“It is during our darkest moments that we must focus to see the light.” – Aristotle Onassis
I’m sure we have all been impacted by job loss at some point or another, especially in the last few years. While it isn’t exciting to lose a job, it’s just as much a part of the economy as graduating or getting a raise. A blow to the stomach yes (or slap on the cheek), but certainly a part of life.
In my career as someone that helps people with their finances, I’ve had multiple clients directly impacted by job loss, and from those experiences, I’d like to offer up a few of the positives that can come out of losing a job.
Personal and Career Growth
You’ve heard the stories. Everyday people find opportunity in despair. One of those individuals is Pat Flynn. If you don’t know Pat Flynn, he runs a very successful website called smartpassiveincome.com.
In short, Pat lost his job in 2008, started his own business, and became extremely successful. An interview with Pat tells his story of how losing his job was the greatest thing that could have happened to him. And he’s not alone. Thousands of businesses were born in difficult circumstances.
While starting a business isn’t the only option, you may find that your next career opportunity far exceeds your previous one. You may find better pay, better position, or better environment. A few positives to look for.
An Opportunity For More Control
One very attractive employee benefit most employers offer is the 401k plan (most obvious statement of this whole post). 401k plans have a wide range of limitations which vary from plan to plan, but there is one commonality among almost all of these plans… You cannot move money away from your provider.
In essence, you are forced to lock that money up inside that 401k plan.
When you lose your job however, the game changes. You unlock these ridiculous chains, and allow yourself to make some key financial decisions with this money. You are placed back in control.
Here are a few of the options you have:
IRA Rollover – an IRA Rollover allows you to keep the same tax deferred status of your 401k, but allows you to control where those funds go. Options like annuities, real estate, gold, silver, and other investment options become available in this scenario.
IRS Rule 72t (Early Systematic Withdrawal) – Rule 72t is a little gem that not a lot of people know about. It allows you to actually take out money from your retirement account before you turn 59 1/2.
The stipulation here is the withdrawals have to be systematic, and follow certain criteria. You can use this calculator to see what you could withdraw in your situation.
Full withdrawal – Most of you are probably familiar with the 10% penalty on early (before age 59 1/2) withdrawals from government qualified accounts (401k, IRA, etc). While its not an ideal situation to pay that penalty, extended unemployment can create a unique scenario where it can make sense.

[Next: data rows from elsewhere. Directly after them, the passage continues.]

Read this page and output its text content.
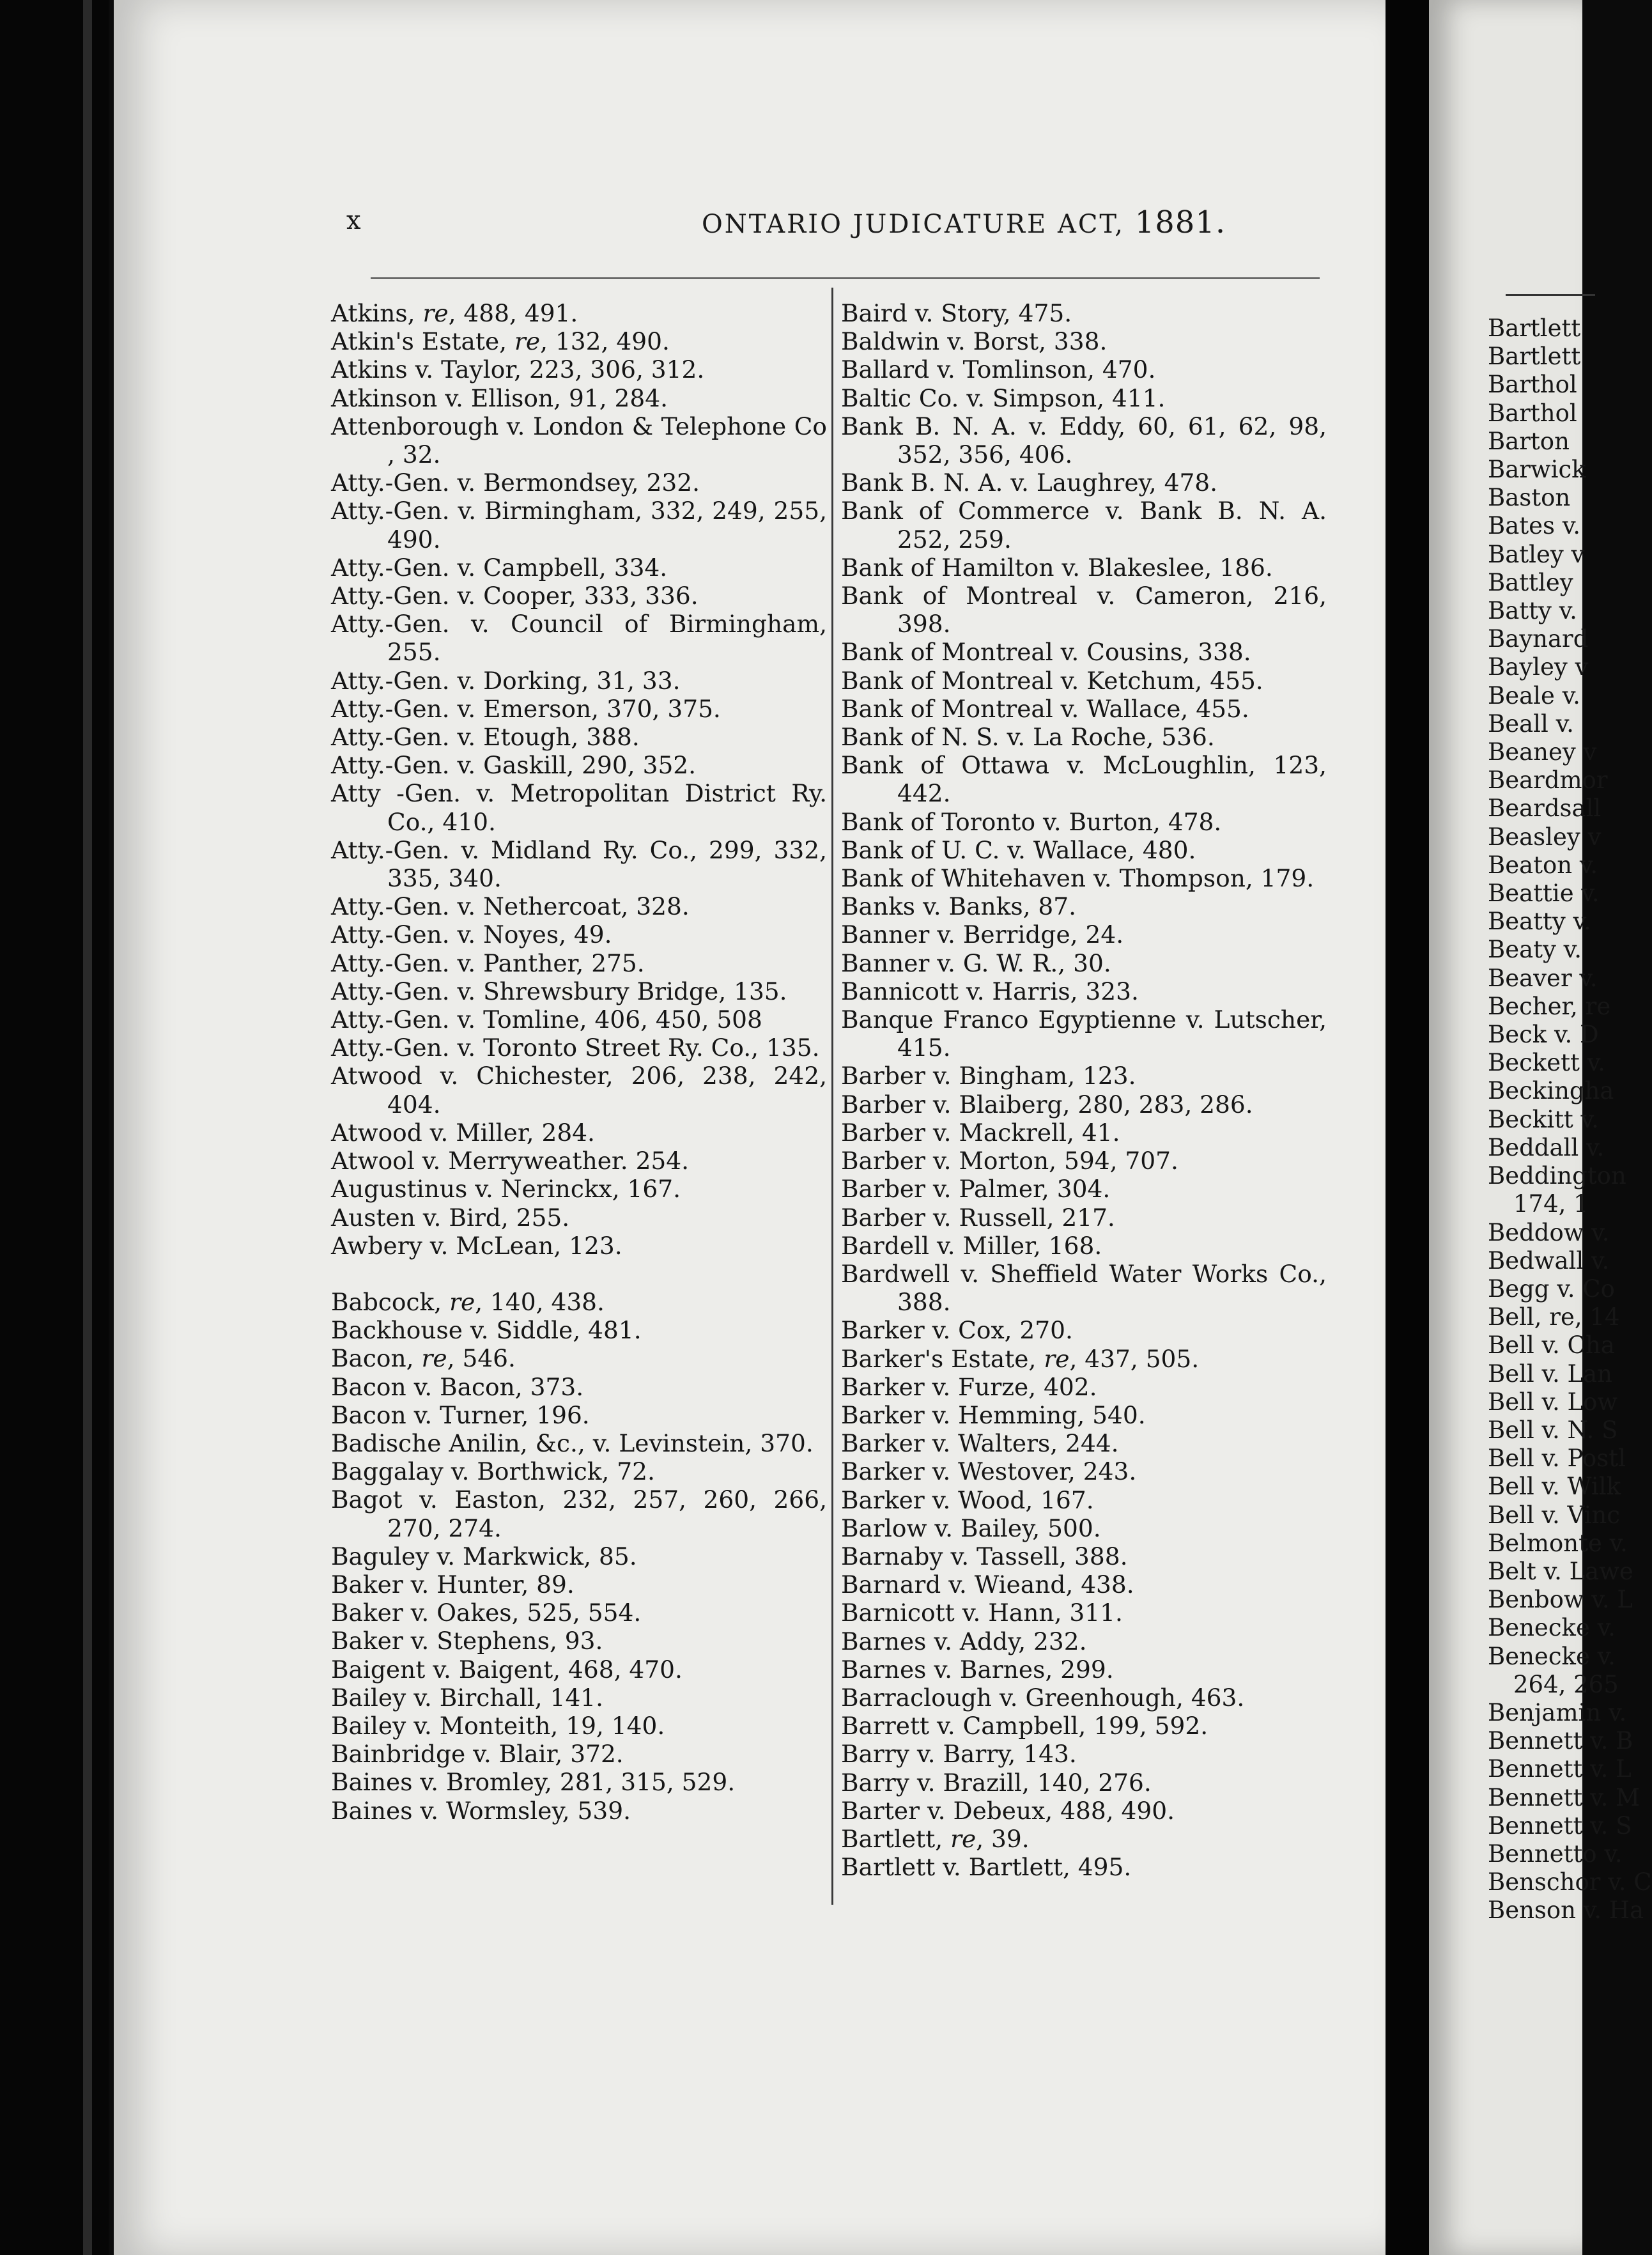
x	ONTARIO JUDICATURE ACT, 1881.
Atkins, re, 488, 491.
Atkin's Estate, re, 132, 490.
Atkins v. Taylor, 223, 306, 312.
Atkinson v. Ellison, 91, 284.
Attenborough v. London & Telephone Co , 32.
Atty.-Gen. v. Bermondsey, 232.
Atty.-Gen. v. Birmingham, 332, 249, 255, 490.
Atty.-Gen. v. Campbell, 334.
Atty.-Gen. v. Cooper, 333, 336.
Atty.-Gen. v. Council of Birmingham, 255.
Atty.-Gen. v. Dorking, 31, 33.
Atty.-Gen. v. Emerson, 370, 375.
Atty.-Gen. v. Etough, 388.
Atty.-Gen. v. Gaskill, 290, 352.
Atty -Gen. v. Metropolitan District Ry. Co., 410.
Atty.-Gen. v. Midland Ry. Co., 299, 332, 335, 340.
Atty.-Gen. v. Nethercoat, 328.
Atty.-Gen. v. Noyes, 49.
Atty.-Gen. v. Panther, 275.
Atty.-Gen. v. Shrewsbury Bridge, 135.
Atty.-Gen. v. Tomline, 406, 450, 508
Atty.-Gen. v. Toronto Street Ry. Co., 135.
Atwood v. Chichester, 206, 238, 242, 404.
Atwood v. Miller, 284.
Atwool v. Merryweather. 254.
Augustinus v. Nerinckx, 167.
Austen v. Bird, 255.
Awbery v. McLean, 123.
Babcock, re, 140, 438.
Backhouse v. Siddle, 481.
Bacon, re, 546.
Bacon v. Bacon, 373.
Bacon v. Turner, 196.
Badische Anilin, &c., v. Levinstein, 370.
Baggalay v. Borthwick, 72.
Bagot v. Easton, 232, 257, 260, 266, 270, 274.
Baguley v. Markwick, 85.
Baker v. Hunter, 89.
Baker v. Oakes, 525, 554.
Baker v. Stephens, 93.
Baigent v. Baigent, 468, 470.
Bailey v. Birchall, 141.
Bailey v. Monteith, 19, 140.
Bainbridge v. Blair, 372.
Baines v. Bromley, 281, 315, 529.
Baines v. Wormsley, 539.
Baird v. Story, 475.
Baldwin v. Borst, 338.
Ballard v. Tomlinson, 470.
Baltic Co. v. Simpson, 411.
Bank B. N. A. v. Eddy, 60, 61, 62, 98, 352, 356, 406.
Bank B. N. A. v. Laughrey, 478.
Bank of Commerce v. Bank B. N. A. 252, 259.
Bank of Hamilton v. Blakeslee, 186.
Bank of Montreal v. Cameron, 216, 398.
Bank of Montreal v. Cousins, 338.
Bank of Montreal v. Ketchum, 455.
Bank of Montreal v. Wallace, 455.
Bank of N. S. v. La Roche, 536.
Bank of Ottawa v. McLoughlin, 123, 442.
Bank of Toronto v. Burton, 478.
Bank of U. C. v. Wallace, 480.
Bank of Whitehaven v. Thompson, 179.
Banks v. Banks, 87.
Banner v. Berridge, 24.
Banner v. G. W. R., 30.
Bannicott v. Harris, 323.
Banque Franco Egyptienne v. Lutscher, 415.
Barber v. Bingham, 123.
Barber v. Blaiberg, 280, 283, 286.
Barber v. Mackrell, 41.
Barber v. Morton, 594, 707.
Barber v. Palmer, 304.
Barber v. Russell, 217.
Bardell v. Miller, 168.
Bardwell v. Sheffield Water Works Co., 388.
Barker v. Cox, 270.
Barker's Estate, re, 437, 505.
Barker v. Furze, 402.
Barker v. Hemming, 540.
Barker v. Walters, 244.
Barker v. Westover, 243.
Barker v. Wood, 167.
Barlow v. Bailey, 500.
Barnaby v. Tassell, 388.
Barnard v. Wieand, 438.
Barnicott v. Hann, 311.
Barnes v. Addy, 232.
Barnes v. Barnes, 299.
Barraclough v. Greenhough, 463.
Barrett v. Campbell, 199, 592.
Barry v. Barry, 143.
Barry v. Brazill, 140, 276.
Barter v. Debeux, 488, 490.
Bartlett, re, 39.
Bartlett v. Bartlett, 495.
Bartlett
Bartlett
Barthol
Barthol
Barton
Barwick
Baston
Bates v.
Batley v
Battley
Batty v.
Baynard
Bayley v
Beale v.
Beall v.
Beaney v
Beardmor
Beardsall
Beasley v
Beaton v.
Beattie v.
Beatty v.
Beaty v.
Beaver v.
Becher, re
Beck v. D
Beckett v.
Beckingha
Beckitt v.
Beddall v.
Beddington
174, 1
Beddow v.
Bedwall v.
Begg v. Co
Bell, re, 14
Bell v. Cha
Bell v. Lan
Bell v. Low
Bell v. N. S
Bell v. Postl
Bell v. Wilk
Bell v. Vinc
Belmonte v.
Belt v. Lawe
Benbow v. L
Benecke v.
Benecke v.
264, 265
Benjamin v.
Bennett v. B
Bennett v. L
Bennett v. M
Bennett v. S
Bennetto v.
Benschor v. C
Benson v. Ha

In a scenario where you have low income over the course of a year, for example, withdrawing your money might be no different than taking that money as income later. Meaning, if I drop from a 28% tax bracket to a 15% tax bracket, then the penalty plus the tax bracket doesn’t feel any different than the brackets you would have otherwise been in.
Now keep in mind, withdrawing money is a delicate process. I would certainly recommend only doing this in close connection with your CPA.
Job loss is not ideal, but it’s not the end of the world. Instead of being blind sided and depressed, I recommend stepping into your new situation, and face it head on. You might find a lot of positives you may not have otherwise found.